Archiv für März 2008

Leserbrief zum Artikel „Dresden lädt zum Februarfest“ in der Jungle World 06/08:

Hier mein Leserbrief auf den Artikel „Dresden lädt zum Februarfest“ in der Wochenzeitung Jungle World 06/08 vom 14. Februar 2008:

No peace
Das Phänomen, dass sich zivilgesellschaftlicher Anti-Nazi-Protest im Osten nicht mobilisieren lässt, erstreckt sich nicht nur auf den Trauermarsch in Dresden. Selbiges ließ sich auch beim »Sachsentag« der JN 2007 oder dem »Pressefest der Deutschen Stimme« 2006 (beides Dresden-Pappritz) feststellen.
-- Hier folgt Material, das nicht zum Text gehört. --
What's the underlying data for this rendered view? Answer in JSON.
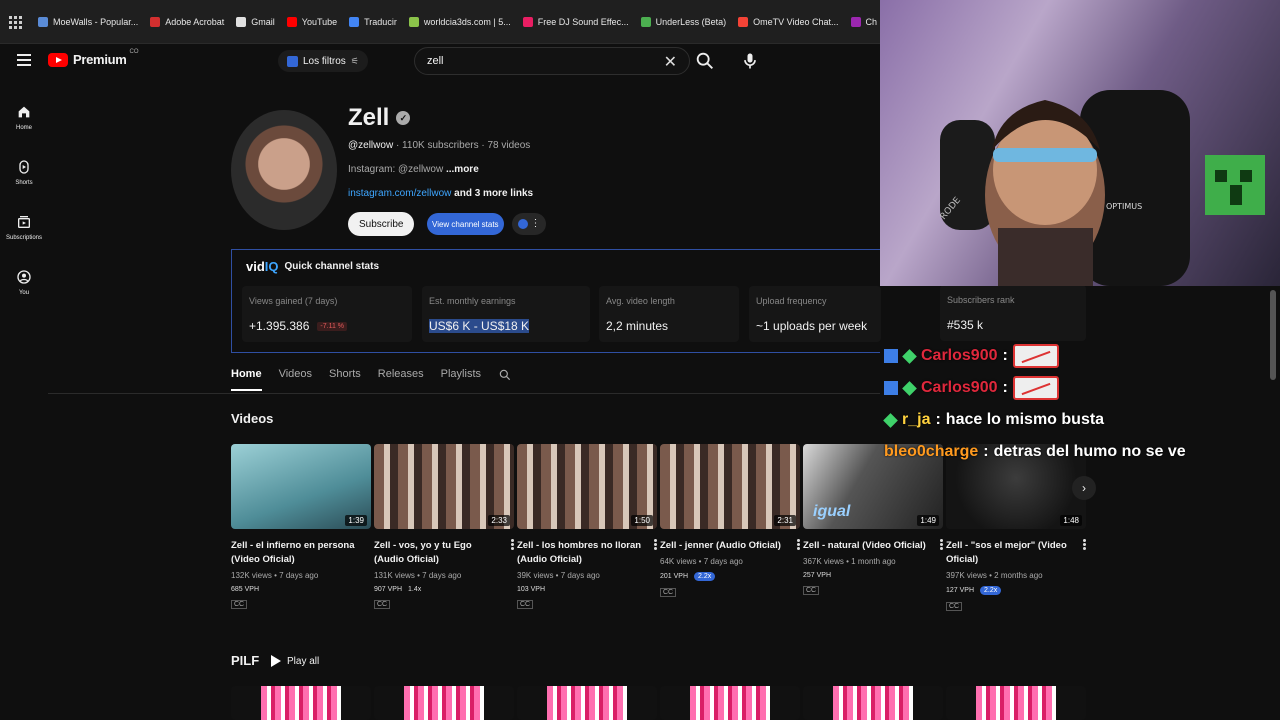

Bis auf wenige – lobenswerte –Ausnahmen (meist betroffene und allein gelassene AnwohnerInnen) gab es keinerlei bürgerlichen Gegenprotest. Diese gesellschaftliche Wüste dürfte auch mit der dünnen Decke von Gewerkschaften, Parteien etc. zusammenhängen und mit dem geringen MigrantInnen-Anteil im Osten. In Westdeutschland kommt genau aus diesen Reihen ja der meiste Protest. Trotz der Verlautbarungen und der medienwirksamen aus Lichtern gebastelten Anti-Nazi-Botschaften durch die bürgerlichen Trauermarsch-TeilnehmerInnen sind die BürgerInnen weder bereit, sich den Nazis wirklich in den Weg zu stellen noch ihre inhaltlichen Gemeinsamkeiten (Kontextlosigkeit, Verteufelung der Alliierten etc.) mit dem braunen Pack zu reflektieren und daraus etwaige Veränderungen abzuleiten. Daher ist ein Appeasement an die Dresdner BürgerInnen nicht notwendig.